The AOM reparameterization procedure employed here is based on a well-defined derivative-free optimization scheme, the Nelder–Mead simplex method, and an appropriate choice of the objective functions. As a result, the method can be easily extended to cover additional application-relevant heteroatoms, such as other peripheral halogen atoms or PAH core boron, phosphorus, and heavy chalcogen additions—provided the existence and curation of appropriate training molecular datasets.

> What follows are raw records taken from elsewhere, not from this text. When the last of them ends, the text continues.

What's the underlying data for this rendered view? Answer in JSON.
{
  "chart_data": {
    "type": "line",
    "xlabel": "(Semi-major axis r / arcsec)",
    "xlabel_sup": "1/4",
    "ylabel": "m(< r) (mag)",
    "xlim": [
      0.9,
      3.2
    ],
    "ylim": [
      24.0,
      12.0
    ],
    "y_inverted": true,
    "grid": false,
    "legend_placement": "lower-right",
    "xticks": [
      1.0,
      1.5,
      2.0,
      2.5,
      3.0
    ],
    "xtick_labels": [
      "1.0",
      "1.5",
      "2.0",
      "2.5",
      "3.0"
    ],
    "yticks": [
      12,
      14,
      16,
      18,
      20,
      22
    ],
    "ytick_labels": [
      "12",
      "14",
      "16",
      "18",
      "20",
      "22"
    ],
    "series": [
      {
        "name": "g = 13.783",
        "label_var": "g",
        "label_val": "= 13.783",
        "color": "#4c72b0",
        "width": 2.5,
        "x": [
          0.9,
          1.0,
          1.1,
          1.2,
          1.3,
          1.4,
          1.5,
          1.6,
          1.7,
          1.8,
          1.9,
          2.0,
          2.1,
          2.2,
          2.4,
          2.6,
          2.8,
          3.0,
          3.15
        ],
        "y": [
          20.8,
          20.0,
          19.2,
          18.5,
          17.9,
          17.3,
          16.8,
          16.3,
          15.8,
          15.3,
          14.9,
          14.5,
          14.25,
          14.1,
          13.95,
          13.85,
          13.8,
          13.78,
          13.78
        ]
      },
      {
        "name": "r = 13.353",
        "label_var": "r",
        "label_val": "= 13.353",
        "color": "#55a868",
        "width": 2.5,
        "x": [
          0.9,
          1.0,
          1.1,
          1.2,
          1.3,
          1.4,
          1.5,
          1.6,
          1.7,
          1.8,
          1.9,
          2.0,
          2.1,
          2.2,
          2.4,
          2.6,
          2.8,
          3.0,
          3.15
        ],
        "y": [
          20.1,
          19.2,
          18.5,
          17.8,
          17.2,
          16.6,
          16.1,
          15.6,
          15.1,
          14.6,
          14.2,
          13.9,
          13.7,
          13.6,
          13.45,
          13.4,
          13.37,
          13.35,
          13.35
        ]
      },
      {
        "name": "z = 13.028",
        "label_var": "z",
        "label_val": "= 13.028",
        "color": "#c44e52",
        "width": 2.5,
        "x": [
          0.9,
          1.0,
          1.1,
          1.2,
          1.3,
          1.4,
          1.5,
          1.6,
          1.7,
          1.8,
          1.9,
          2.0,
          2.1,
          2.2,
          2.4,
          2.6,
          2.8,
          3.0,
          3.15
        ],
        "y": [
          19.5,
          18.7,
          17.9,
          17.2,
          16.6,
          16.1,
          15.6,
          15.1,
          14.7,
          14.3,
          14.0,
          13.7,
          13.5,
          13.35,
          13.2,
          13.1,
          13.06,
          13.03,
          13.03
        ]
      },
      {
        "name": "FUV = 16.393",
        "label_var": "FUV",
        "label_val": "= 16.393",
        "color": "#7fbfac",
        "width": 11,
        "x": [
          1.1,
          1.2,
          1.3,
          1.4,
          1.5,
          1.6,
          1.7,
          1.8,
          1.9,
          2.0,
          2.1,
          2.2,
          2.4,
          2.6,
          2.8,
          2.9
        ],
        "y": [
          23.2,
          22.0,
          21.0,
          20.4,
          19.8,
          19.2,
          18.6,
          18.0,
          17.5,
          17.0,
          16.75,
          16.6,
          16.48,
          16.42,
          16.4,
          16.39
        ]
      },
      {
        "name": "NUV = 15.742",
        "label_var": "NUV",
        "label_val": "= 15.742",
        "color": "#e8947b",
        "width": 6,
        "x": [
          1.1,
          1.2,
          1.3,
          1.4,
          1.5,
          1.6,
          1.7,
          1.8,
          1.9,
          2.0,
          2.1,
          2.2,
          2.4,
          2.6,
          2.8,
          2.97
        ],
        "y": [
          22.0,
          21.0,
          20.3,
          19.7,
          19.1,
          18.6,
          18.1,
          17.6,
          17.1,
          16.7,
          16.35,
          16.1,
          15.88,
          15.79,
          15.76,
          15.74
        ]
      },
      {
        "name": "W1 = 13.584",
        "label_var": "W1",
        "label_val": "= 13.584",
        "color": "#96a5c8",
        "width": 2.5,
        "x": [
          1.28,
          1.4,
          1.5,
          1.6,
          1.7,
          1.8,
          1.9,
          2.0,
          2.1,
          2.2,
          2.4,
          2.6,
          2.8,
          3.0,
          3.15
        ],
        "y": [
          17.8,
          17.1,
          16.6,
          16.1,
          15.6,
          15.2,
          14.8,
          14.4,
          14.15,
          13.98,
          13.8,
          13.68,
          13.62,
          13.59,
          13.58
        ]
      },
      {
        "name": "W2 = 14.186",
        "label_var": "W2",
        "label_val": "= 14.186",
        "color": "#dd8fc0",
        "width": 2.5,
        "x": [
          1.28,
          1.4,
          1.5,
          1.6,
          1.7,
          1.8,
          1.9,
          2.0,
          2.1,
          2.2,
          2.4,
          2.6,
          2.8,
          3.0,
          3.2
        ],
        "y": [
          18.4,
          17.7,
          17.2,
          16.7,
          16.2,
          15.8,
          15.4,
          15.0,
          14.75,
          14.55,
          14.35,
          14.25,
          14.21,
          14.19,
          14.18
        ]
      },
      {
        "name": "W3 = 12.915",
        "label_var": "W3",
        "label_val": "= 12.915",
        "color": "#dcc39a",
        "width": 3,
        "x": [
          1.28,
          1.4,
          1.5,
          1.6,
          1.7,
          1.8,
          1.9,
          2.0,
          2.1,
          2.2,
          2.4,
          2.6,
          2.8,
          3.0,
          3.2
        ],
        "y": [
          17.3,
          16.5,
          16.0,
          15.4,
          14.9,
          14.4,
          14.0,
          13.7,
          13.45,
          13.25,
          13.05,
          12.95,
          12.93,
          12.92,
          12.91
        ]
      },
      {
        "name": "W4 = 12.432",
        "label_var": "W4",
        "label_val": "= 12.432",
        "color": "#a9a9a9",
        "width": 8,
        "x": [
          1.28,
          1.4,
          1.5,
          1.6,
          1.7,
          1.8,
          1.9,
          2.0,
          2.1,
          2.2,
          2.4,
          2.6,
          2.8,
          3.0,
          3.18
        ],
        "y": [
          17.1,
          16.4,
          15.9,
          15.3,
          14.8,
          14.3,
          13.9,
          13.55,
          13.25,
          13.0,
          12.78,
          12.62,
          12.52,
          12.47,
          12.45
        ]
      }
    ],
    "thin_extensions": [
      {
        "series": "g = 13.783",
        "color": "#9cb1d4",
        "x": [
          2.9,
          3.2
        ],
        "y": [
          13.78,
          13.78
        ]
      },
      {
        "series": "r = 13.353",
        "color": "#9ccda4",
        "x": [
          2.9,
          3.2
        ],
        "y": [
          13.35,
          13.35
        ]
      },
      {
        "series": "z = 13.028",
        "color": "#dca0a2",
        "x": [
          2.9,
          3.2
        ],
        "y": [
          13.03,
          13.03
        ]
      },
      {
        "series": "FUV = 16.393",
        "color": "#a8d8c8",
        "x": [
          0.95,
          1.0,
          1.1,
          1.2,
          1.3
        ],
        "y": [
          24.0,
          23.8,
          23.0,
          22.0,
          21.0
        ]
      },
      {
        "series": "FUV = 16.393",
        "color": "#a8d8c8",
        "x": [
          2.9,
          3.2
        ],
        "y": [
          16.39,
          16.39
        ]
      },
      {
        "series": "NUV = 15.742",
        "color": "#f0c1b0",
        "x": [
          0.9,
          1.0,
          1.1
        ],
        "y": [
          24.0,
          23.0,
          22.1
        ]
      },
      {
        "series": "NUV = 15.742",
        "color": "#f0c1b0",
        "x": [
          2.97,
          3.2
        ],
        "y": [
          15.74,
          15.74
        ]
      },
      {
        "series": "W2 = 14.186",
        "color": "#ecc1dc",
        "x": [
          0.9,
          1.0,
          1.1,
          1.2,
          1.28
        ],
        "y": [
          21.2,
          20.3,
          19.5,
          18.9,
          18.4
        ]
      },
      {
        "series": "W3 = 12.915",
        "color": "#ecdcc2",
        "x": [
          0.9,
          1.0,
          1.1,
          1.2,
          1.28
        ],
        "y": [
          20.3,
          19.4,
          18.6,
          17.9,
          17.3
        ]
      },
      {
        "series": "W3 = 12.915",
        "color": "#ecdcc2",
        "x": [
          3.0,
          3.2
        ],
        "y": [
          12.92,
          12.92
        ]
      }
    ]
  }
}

Finally, the new code for GTO-to-STO projection and for calculation of AOM electronic couplings is publicly available at https://github.com/oziogos/pyAOMlite, along with all reference single molecule and dimer information needed to validate the results presented in this work.

## SUPPLEMENTARY MATERIAL

See the supplementary material for a full list of CCDC deposition numbers for all molecules belonging to the AOM sulfur-based PAH testing set.

## ACKNOWLEDGMENTS

This work was supported by the European Research Council (ERC) under the European Union Horizon 2020 Research and Innovation Program (Grant Agreement No. 682539/SOFTCHARGE). Through our membership of the UK’s HEC Materials Chemistry Consortium [funded by the EPSRC (Grant Nos. EP/L000202 and EP/R029431)], this work used the ARCHER UK National Supercomputing Service (http://www.archer.ac.uk) as well as the UK Materials and Molecular Modeling (MMM) Hub [partially funded by the EPSRC (Grant No. EP/P020194)] for computational resources. The authors also acknowledge the use of UCL Grace and Kathleen High Performance Computing Facilities.

## AUTHOR DECLARATIONS

### Conflict of Interest

The authors have no conflicts to disclose

## DATA AVAILABILITY

The data that support the findings of this study are available from the corresponding author upon reasonable request.